Fukushima Disaster Impact: Rise in Cancer Among Children


The rise of cancer among children from Fukushima indicates towards the impact of nuclear disaster in the region.

The number of children who are confirmed with thyroid cancer has gone up to 116 in Fukushima. Sixteen children from the north-east prefecture of the country are confirmed as new cases of thyroid cancer and another 35 are under suspicion of having the disease, reported The Telegraph.

The rise of cancer in the region came to the light when on the fifth anniversary of the March 11, 2011 earthquake, tsunami and nuclear disaster, the government conducted a screening of around 300,000. The children were under the age of 18 and are all from the Fukushima region. The children were aged between 6 and 8 during the Fukushima nuclear disaster.

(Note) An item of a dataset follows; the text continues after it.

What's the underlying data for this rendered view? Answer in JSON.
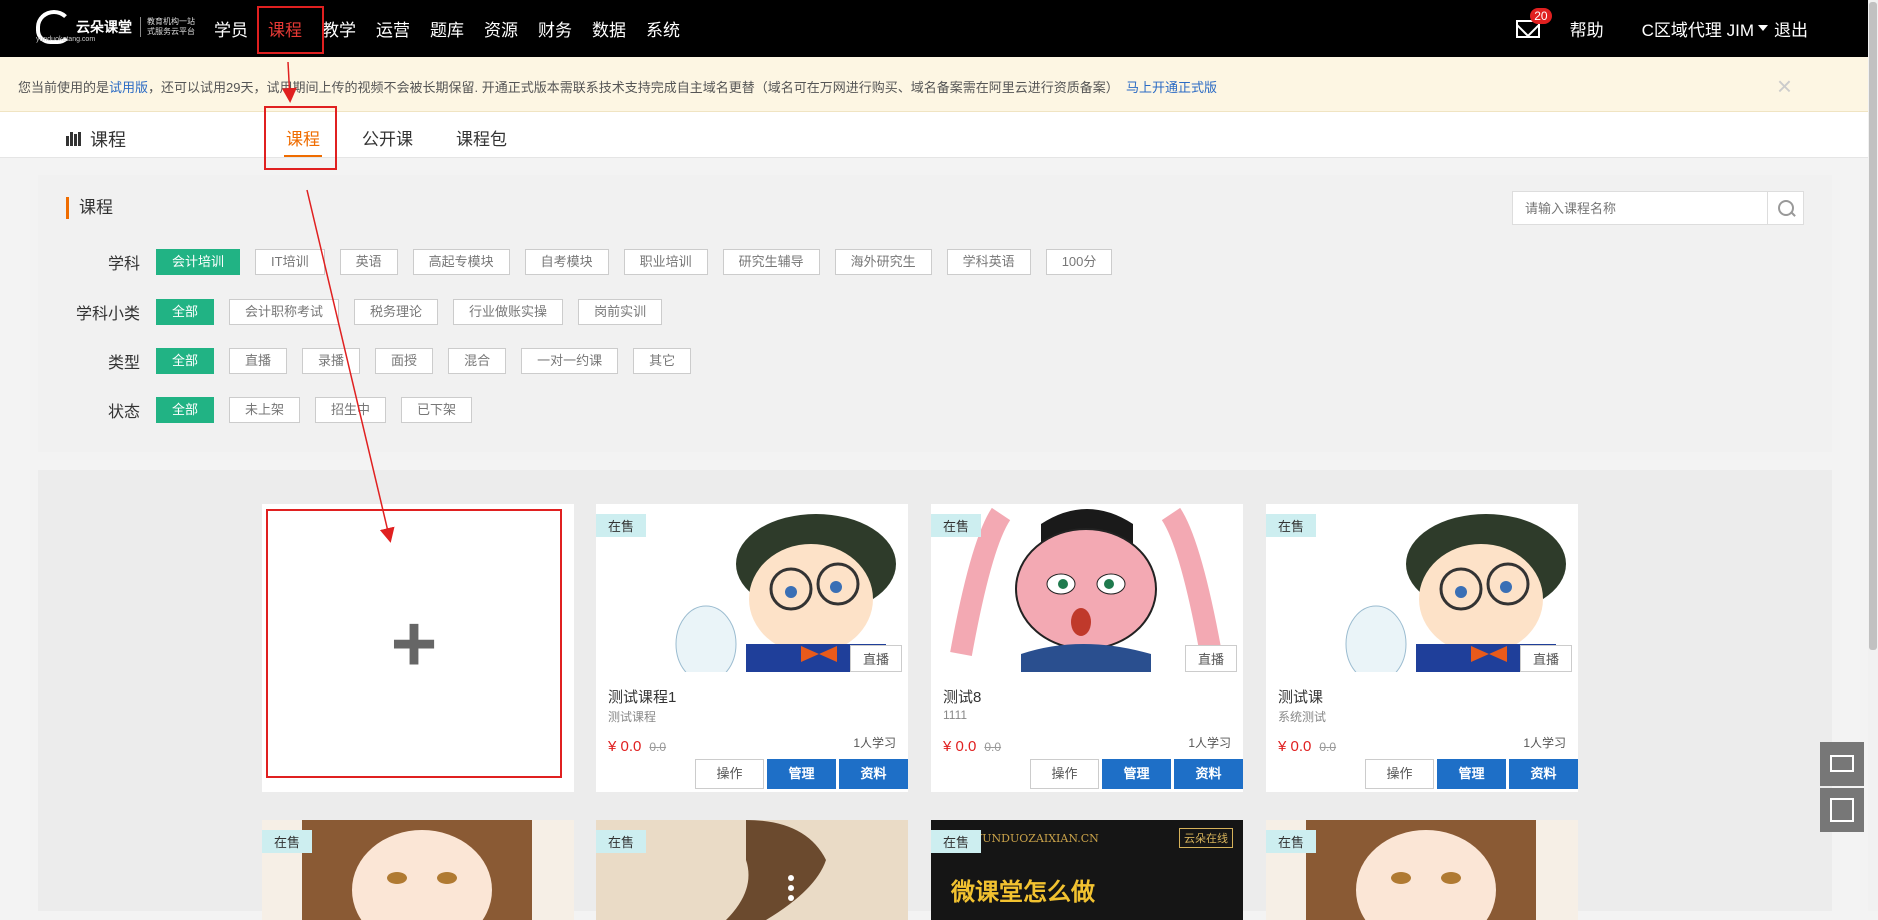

The children born in the Pacific Coast of the United States are also facing the risk for thyroid cancer as radioactive cesium isotopes from the leaking nuclear reactors in Fukushima have reached the Pacific shores, stated Integrative Cancer Answers.

Meanwhile experts have remained divided on the long term potential health impact of the exposure on children. This is because it is not possible to directly connect an individual case of cancer with radiation exposure.

An article, published in The New England Journal of Medicine, stated that the consequences of the 2011 Fukushima disaster were unclear. The clinical consequences of exposure are of different types. At the molecular level, radiation exposure damages the DNA. This damage can be fully repaired but sometimes results in dysfunction, carcinogenesis, or cell death. The clinical effect of radiation exposure depends on type of exposure. The article cites the example of Chernobyl nuclear disaster and said that there was a rise of secondary thyroid cancer among the children in the region.

However, people around the world are concerned about the nuclear exposure and the possible health risk related to it. Consequently, North Korea’s recent nuclear test is highly criticized by the world community.